On May 4, 2006, at 12:52 PM, Nathan O. wrote:
indication of the character set used.
Hmm. Maybe I’ll instead grep through the output of “cat #{filename}”.
–
Posted via http://www.ruby-forum.com/.
Yeah, this makes me think its UTF16 with a BOM (byte-order marking).
Here’s an example
% cat test.txt
þÿHello darkness my old friend, I’ve come to talk to you again.
What’s new pussy-cat?
Hello world!
As you can see I saved this file as UTF-16. You can also see that my
cat isn’t quite as smart as yours, we see the BOM at the beginning.

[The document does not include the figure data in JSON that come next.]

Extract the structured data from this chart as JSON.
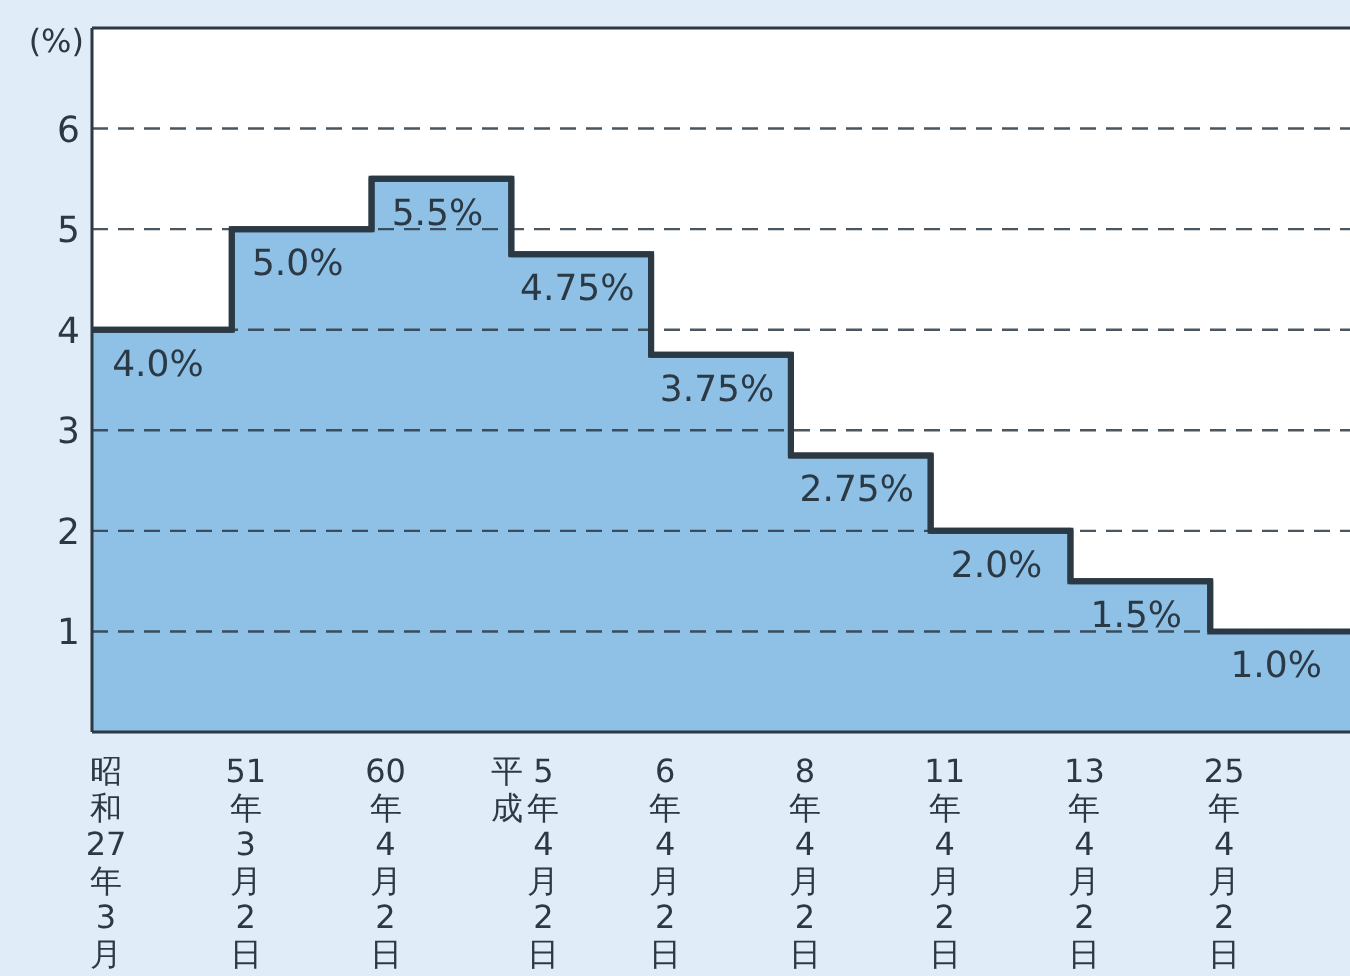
{
  "chart_data": {
    "type": "step",
    "ylabel": "(%)",
    "categories": [
      "昭和27年3月",
      "51年3月2日",
      "60年4月2日",
      "平成5年4月2日",
      "6年4月2日",
      "8年4月2日",
      "11年4月2日",
      "13年4月2日",
      "25年4月2日"
    ],
    "values": [
      4.0,
      5.0,
      5.5,
      4.75,
      3.75,
      2.75,
      2.0,
      1.5,
      1.0
    ],
    "value_labels": [
      "4.0%",
      "5.0%",
      "5.5%",
      "4.75%",
      "3.75%",
      "2.75%",
      "2.0%",
      "1.5%",
      "1.0%"
    ],
    "color": "#2b3945",
    "ylim": [
      0,
      7
    ],
    "yticks": [
      1,
      2,
      3,
      4,
      5,
      6
    ],
    "grid": "y"
  }
}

The next step is to write a ruby script that can handle this:
% cat text_search.rb
require ‘iconv’
$KCODE=‘u’
pattern = Regexp.new(ARGV.shift)
convertor = Iconv.new(‘utf-8’, ‘utf-16’)
begin
ARGF.each do |line|
out = convertor.iconv(line)
if pattern =~ out
puts “#{ARGF.lineno}:#{out}”
end
end
ensure
convertor.close
end
Sadly, this will only handle utf-16 encoded files, it can’t even
handle utf-8.
Here’s some examples of it in use:
% ruby text_search.rb talk test.txt
1:Hello darkness my old friend, I’ve come to talk to you again.
% ruby text_search.rb Hello test.txt
1:Hello darkness my old friend, I’ve come to talk to you again.
3:Hello world!
Detecting utf-16 or ascii isn’t so bad, if you know for sure the
utf-16 will have a BOM, you just have to look for it. (It’s going to
be either 0xFEFF or 0xFFFE). On the other hand if you have to handle
more than just utf-16 and ascii, things are going to get confusing
quick, it’s difficult to detect the proper encoding of a file,
especially since so many encodings are supersets of ascii.